Alex Ferreira/Câmara dos Deputados

Gonzaga: projeto iria assegurar às filhas solteiras dos anistiados políticos militares um direito que já não existe

A Comissão de Relações Exteriores e de Defesa Nacional rejeitou o Projeto de Lei 6084/13, do deputado Arnaldo Faria de Sá (PP-SP), que garante aos militares anistiados os direitos definidos pelas leis da época da punição e não da anistia. A proposta muda a Lei 10.559/02.

O relator, deputado Subtenente Gonzaga (PDT-MG), avaliou que o objetivo do projeto é garantir pensão para os dependentes dos militares anistiados — inclusive as filhas solteiras, independentemente de idade. De acordo com o relator, essa medida iria na contramão do espírito “cada vez mais restritivo” que tem norteado as regras mais recentes sobre os direitos dos militares.

Ele observou que o artigo 9º da Lei 10.559/02 já afastou, de forma expressa, a possibilidade da exigência de pensão pelos dependentes dos anistiados políticos. “O projeto de lei, ao assegurar às filhas solteiras dos anistiados políticos militares um direito que já não existe, seria um retrocesso se aprovado”, ressaltou.

Subtenente Gonzaga lembrou também que os anistiados políticos militares não deixam pensão aos seus dependentes, e sim o direito a uma reparação econômica, de caráter indenizatório, que pode ser paga em prestação única ou em parcelas mensais.

Outra questão a ser considerada, segundo o relator, é o fato de que o projeto assegura aos anistiados os direitos do regime jurídico da época da punição.
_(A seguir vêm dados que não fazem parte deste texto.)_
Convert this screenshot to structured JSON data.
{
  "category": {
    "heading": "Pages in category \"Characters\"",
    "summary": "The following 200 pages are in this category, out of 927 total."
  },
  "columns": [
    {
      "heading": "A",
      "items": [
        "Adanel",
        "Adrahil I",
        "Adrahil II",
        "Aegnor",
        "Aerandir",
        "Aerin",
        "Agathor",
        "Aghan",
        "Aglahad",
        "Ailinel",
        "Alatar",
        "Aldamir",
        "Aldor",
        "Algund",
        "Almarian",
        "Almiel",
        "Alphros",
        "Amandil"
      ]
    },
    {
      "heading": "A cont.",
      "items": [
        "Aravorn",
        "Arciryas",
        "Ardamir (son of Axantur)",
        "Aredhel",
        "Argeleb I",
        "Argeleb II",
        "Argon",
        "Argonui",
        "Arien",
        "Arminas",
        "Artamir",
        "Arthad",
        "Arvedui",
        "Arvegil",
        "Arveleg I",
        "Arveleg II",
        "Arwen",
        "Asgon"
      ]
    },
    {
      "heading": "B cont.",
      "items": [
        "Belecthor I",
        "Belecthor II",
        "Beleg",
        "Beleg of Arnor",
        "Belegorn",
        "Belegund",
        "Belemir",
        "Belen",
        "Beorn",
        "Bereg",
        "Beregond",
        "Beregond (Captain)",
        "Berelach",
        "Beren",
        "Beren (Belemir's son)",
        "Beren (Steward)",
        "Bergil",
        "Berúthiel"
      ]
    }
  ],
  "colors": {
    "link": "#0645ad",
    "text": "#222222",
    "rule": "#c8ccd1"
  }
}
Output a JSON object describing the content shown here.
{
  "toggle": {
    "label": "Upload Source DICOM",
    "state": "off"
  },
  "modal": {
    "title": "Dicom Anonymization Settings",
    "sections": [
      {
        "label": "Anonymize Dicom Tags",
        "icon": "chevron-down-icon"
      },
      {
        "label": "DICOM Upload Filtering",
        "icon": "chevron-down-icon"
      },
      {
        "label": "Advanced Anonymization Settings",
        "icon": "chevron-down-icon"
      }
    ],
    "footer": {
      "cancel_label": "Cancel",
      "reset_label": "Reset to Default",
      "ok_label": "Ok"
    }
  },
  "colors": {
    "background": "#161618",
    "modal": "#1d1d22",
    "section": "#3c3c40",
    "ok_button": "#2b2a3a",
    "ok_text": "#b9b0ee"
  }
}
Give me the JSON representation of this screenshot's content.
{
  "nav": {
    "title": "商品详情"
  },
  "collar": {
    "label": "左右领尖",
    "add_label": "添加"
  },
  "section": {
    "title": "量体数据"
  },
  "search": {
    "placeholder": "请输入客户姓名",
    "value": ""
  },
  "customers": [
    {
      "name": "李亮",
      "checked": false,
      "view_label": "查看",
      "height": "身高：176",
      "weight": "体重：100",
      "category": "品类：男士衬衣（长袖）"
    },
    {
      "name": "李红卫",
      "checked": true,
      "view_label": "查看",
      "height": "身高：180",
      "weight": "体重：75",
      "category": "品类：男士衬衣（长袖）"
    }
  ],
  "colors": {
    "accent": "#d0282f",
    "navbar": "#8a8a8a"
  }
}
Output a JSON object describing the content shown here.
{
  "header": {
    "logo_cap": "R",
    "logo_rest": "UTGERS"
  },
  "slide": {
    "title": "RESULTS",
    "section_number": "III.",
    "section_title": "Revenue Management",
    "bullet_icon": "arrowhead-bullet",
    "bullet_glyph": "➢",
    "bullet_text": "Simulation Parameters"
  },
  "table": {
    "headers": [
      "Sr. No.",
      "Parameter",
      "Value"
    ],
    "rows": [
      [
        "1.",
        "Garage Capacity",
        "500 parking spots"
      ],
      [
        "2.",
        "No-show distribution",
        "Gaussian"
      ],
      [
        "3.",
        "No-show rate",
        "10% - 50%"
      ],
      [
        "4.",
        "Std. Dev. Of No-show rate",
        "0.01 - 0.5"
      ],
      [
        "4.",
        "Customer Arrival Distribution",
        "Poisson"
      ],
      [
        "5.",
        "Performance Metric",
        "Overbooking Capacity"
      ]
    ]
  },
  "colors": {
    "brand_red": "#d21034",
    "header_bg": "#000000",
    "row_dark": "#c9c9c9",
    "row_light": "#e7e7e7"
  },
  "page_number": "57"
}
Porém, conforme argumenta o deputado, o reconhecimento oficial da condição de anistiados políticos afastou, para esses trabalhadores, a aplicação do regime jurídico próprio dos militares.

O relator explica que nenhum dispositivo legal reintegrou o anistiado ao regime jurídico a que pertencia — o que aconteceu foi a aplicação desse regime jurídico a situações específicas, como a promoção na inatividade.

Tramitação
O projeto, que tem caráter conclusivo, ainda precisa ser analisado pelas comissões de Finanças e Tributação; e de Constituição e Justiça e de Cidadania (CCJ).

Fonte Oficial: Câmara dos Deputados.